Dating violence was an interesting subject to analyze. A concerning pattern can be seen with dating violence variables focusing on a boyfriend/girlfriend and the sexual contact preference variable. In both tests, these variables showed that those who reported "Never having sex" were experiencing violence from their significant other on more than one occasion. Also, all dating violence features showed significance with either feeling sad or considering suicide. Again, it is hard to determine which comes first, dating violence or depression and suicidal ideation.
Bullying at school is an issue that has been alive for ages, however, today with the constant need to be connected by social media and the availability of social media on every device there is this new phenomenon of electronic bullying that eliminates a student's ability to escape from the bullying they experiences at school.
This is apparent based on this analysis, i.e. both bullying variables have significant relationships with one another. Both features were also significant with variables concerning depression and suicide, which highlights the severity of the issue. Another interesting find was the difference in relationship both electronic bullying and bullying at school had with gender. Boys were more likely to report experiencing bullying at school, while girls were more likely to report electronic bullying.
Overall student drug use follows the larger patterns of adult drug use. The opioid epidemic is clearly shown amongst students as it is in adults. Heroin addiction is also evident amongst students. Finally, individual weight is a small factor in the use of drugs as higher weight categories (overweight and obese) report higher usage.
While the YRBS is incredibly useful, there are definitly some notable limitations. First, survey data is based on recall and relies on an idividual to report correctly. Second, there are many factors that could influence a adolescent's behavior that the YRBS does not cover. Familial relationships, familial health history , parental income level, and location could be important influencing factors that have potential for bias.

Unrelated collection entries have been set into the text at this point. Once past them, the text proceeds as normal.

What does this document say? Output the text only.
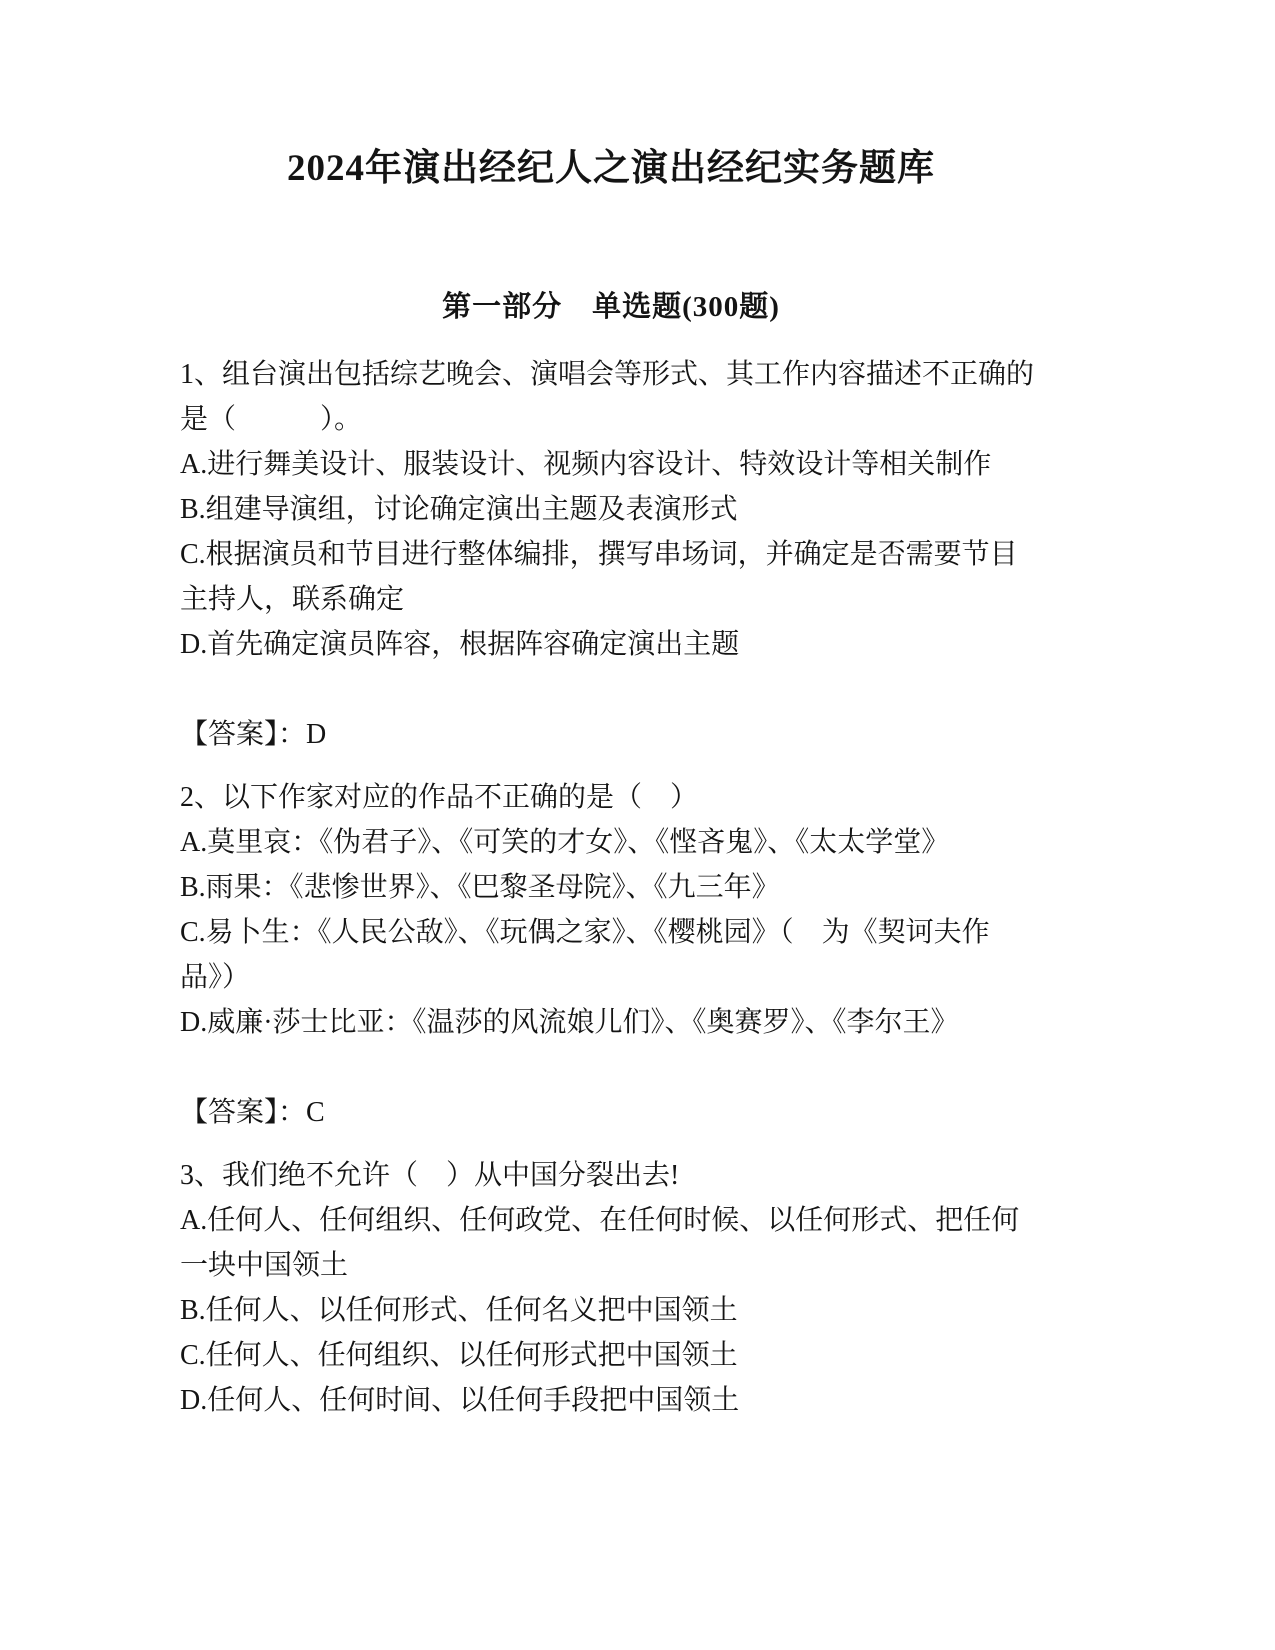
2024年演出经纪人之演出经纪实务题库
第一部分　单选题(300题)

1、组台演出包括综艺晚会、演唱会等形式、其工作内容描述不正确的是（　　　）。

A.进行舞美设计、服装设计、视频内容设计、特效设计等相关制作

B.组建导演组，讨论确定演出主题及表演形式

C.根据演员和节目进行整体编排，撰写串场词，并确定是否需要节目主持人，联系确定

D.首先确定演员阵容，根据阵容确定演出主题

【答案】：D

2、以下作家对应的作品不正确的是（　）

A.莫里哀：《伪君子》、《可笑的才女》、《悭吝鬼》、《太太学堂》

B.雨果：《悲惨世界》、《巴黎圣母院》、《九三年》

C.易卜生：《人民公敌》、《玩偶之家》、《樱桃园》（　为《契诃夫作品》）

D.威廉·莎士比亚：《温莎的风流娘儿们》、《奥赛罗》、《李尔王》

【答案】：C

3、我们绝不允许（　）从中国分裂出去!

A.任何人、任何组织、任何政党、在任何时候、以任何形式、把任何一块中国领土

B.任何人、以任何形式、任何名义把中国领土

C.任何人、任何组织、以任何形式把中国领土

D.任何人、任何时间、以任何手段把中国领土
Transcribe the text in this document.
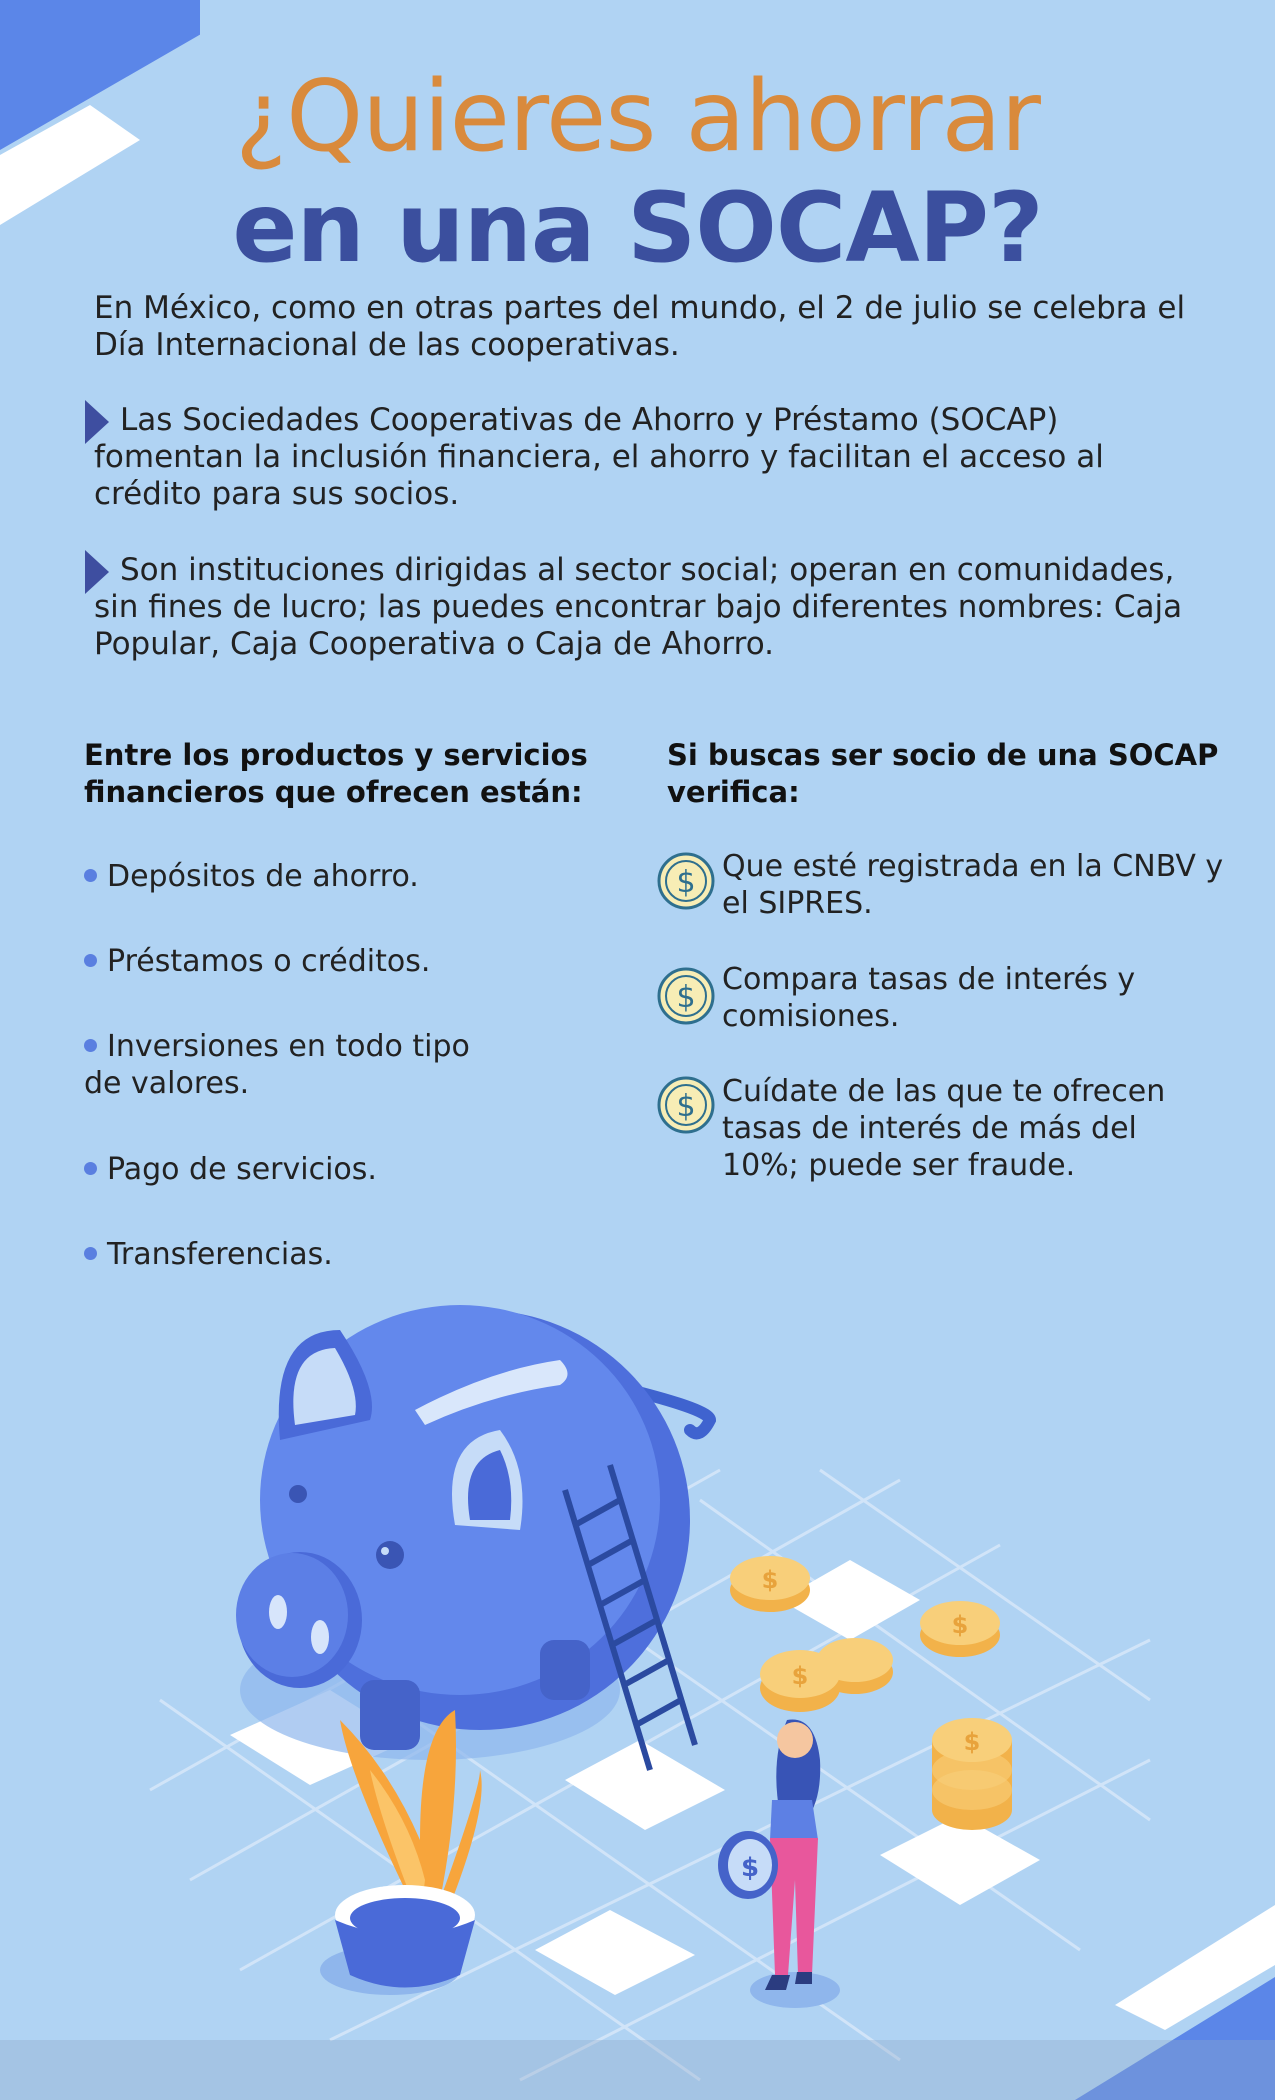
¿Quieres ahorrar
en una SOCAP?
En México, como en otras partes del mundo, el 2 de julio se celebra el Día Internacional de las cooperativas.
Las Sociedades Cooperativas de Ahorro y Préstamo (SOCAP) fomentan la inclusión financiera, el ahorro y facilitan el acceso al crédito para sus socios.
Son instituciones dirigidas al sector social; operan en comunidades, sin fines de lucro; las puedes encontrar bajo diferentes nombres: Caja Popular, Caja Cooperativa o Caja de Ahorro.
Entre los productos y servicios financieros que ofrecen están:
Depósitos de ahorro.
Préstamos o créditos.
Inversiones en todo tipo de valores.
Pago de servicios.
Transferencias.
Si buscas ser socio de una SOCAP verifica:
$ Que esté registrada en la CNBV y el SIPRES.
$
Compara tasas de interés y comisiones.
$ Cuídate de las que te ofrecen tasas de interés de más del 10%; puede ser fraude.
$
$
$
$
$
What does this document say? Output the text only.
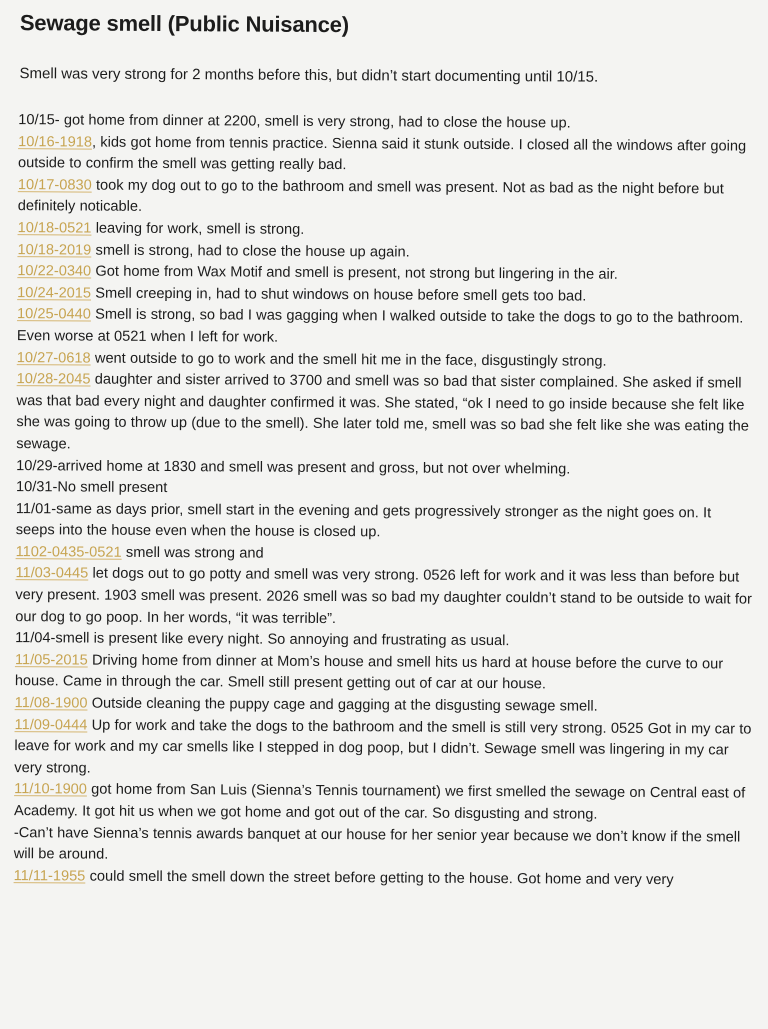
Sewage smell (Public Nuisance)

Smell was very strong for 2 months before this, but didn’t start documenting until 10/15.

10/15- got home from dinner at 2200, smell is very strong, had to close the house up.
10/16-1918, kids got home from tennis practice. Sienna said it stunk outside. I closed all the windows after going outside to confirm the smell was getting really bad.
10/17-0830 took my dog out to go to the bathroom and smell was present. Not as bad as the night before but definitely noticable.
10/18-0521 leaving for work, smell is strong.
10/18-2019 smell is strong, had to close the house up again.
10/22-0340 Got home from Wax Motif and smell is present, not strong but lingering in the air.
10/24-2015 Smell creeping in, had to shut windows on house before smell gets too bad.
10/25-0440 Smell is strong, so bad I was gagging when I walked outside to take the dogs to go to the bathroom. Even worse at 0521 when I left for work.
10/27-0618 went outside to go to work and the smell hit me in the face, disgustingly strong.
10/28-2045 daughter and sister arrived to 3700 and smell was so bad that sister complained. She asked if smell was that bad every night and daughter confirmed it was. She stated, “ok I need to go inside because she felt like she was going to throw up (due to the smell). She later told me, smell was so bad she felt like she was eating the sewage.
10/29-arrived home at 1830 and smell was present and gross, but not over whelming.
10/31-No smell present
11/01-same as days prior, smell start in the evening and gets progressively stronger as the night goes on. It seeps into the house even when the house is closed up.
1102-0435-0521 smell was strong and
11/03-0445 let dogs out to go potty and smell was very strong. 0526 left for work and it was less than before but very present. 1903 smell was present. 2026 smell was so bad my daughter couldn’t stand to be outside to wait for our dog to go poop. In her words, “it was terrible”.
11/04-smell is present like every night. So annoying and frustrating as usual.
11/05-2015 Driving home from dinner at Mom’s house and smell hits us hard at house before the curve to our house. Came in through the car. Smell still present getting out of car at our house.
11/08-1900 Outside cleaning the puppy cage and gagging at the disgusting sewage smell.
11/09-0444 Up for work and take the dogs to the bathroom and the smell is still very strong. 0525 Got in my car to leave for work and my car smells like I stepped in dog poop, but I didn’t. Sewage smell was lingering in my car very strong.
11/10-1900 got home from San Luis (Sienna’s Tennis tournament) we first smelled the sewage on Central east of Academy. It got hit us when we got home and got out of the car. So disgusting and strong.
-Can’t have Sienna’s tennis awards banquet at our house for her senior year because we don’t know if the smell will be around.
11/11-1955 could smell the smell down the street before getting to the house. Got home and very very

The last limitation is the high fequency of missing values and imputation of those missing values. Imputation can always introduce bias in results, however, the method used predicted answers based on multiple iterations producing 2 datasets, this was a much better alternative to imputing the mode of each question.
Though the missing values may have been a limitation in this study, it is important to note that the missing values offer insight to who skips questions, which questions have the lowest response rate, and offers insight to the effectiveness of the wording of certain questions. The missing values in the 2017 YRBS should be studied to help improve the YRBS in the future.